Controversial app Peeple is everything tech shouldn’t become
By Elliot Chan, Opinions Editor
I hate that review apps exist to begin with. While customer reviews are one of the most trusted forms of marketing, I have little respect for the people who leave negative reviews. What can I say? When I read reviews sometimes, I often feel that those who wrote them are small people who need to do whatever it takes to feel big. They are using their power of free speech to harm a business.
Now, it gets worse. There is now an app that allows you to rate and review people’s reputations. The app is called Peeple, and it is gaining a lot of negative publicity. Why not? Remember when you were young, and your parents taught you that if you have nothing good to say, then you shouldn’t say anything at all? This teaching should not change in the digital age, but I believe it has. Take a look at all the bullshit comments on social media if you don’t believe me.
It’s clear that things are going to get worse before they are going to get better in this realm.
Interacting with people shouldn’t be the same as buying electronics. You shouldn’t go online, Google someone, and compare them with other people. The thing is, I know what the creators and founders of Peeple were thinking: so many people are shitty. Yes, of course, people are shitty, but that is life. Dealing with shitty people, whether they are in front of you in the Starbucks lineup or they are your parents, is a part of human existence. Technology does not make people more considerate or more caring, especially not an app that encourages people to treat others like businesses.
If you were a business, you would separate the job from your personal identity. You would have a website, a LinkedIn page, a Facebook fan page, or anything else where you can have a two-way channel, where there can be communication, and progress to resolving an issue—should there be one. However, if it is just a review or a rating system, rarely is there any valuable feedback. It’s more or less just a rant or words of caution. Since, we aren’t talking about a business but an actual human person with feelings, giving someone a one-star rating is a clear, unprovoked diss.

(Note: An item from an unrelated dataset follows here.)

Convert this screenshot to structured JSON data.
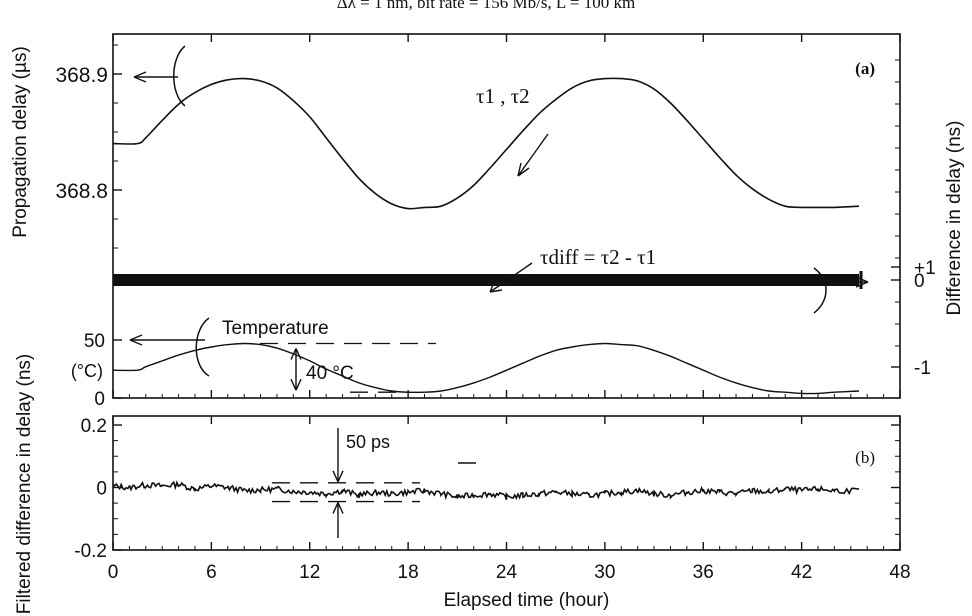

Let’s live in a world where we can approach each other as friends and speak honestly, rather than reviewing and rating others, harbouring animosity, and deterring others from having a genuine human experience. If you truly want to help someone, and not just judge them, you wouldn’t use an app like Peeple to express your thoughts.
And for those who really care about their online reputation, well, maybe you should work on your actual human reputation first.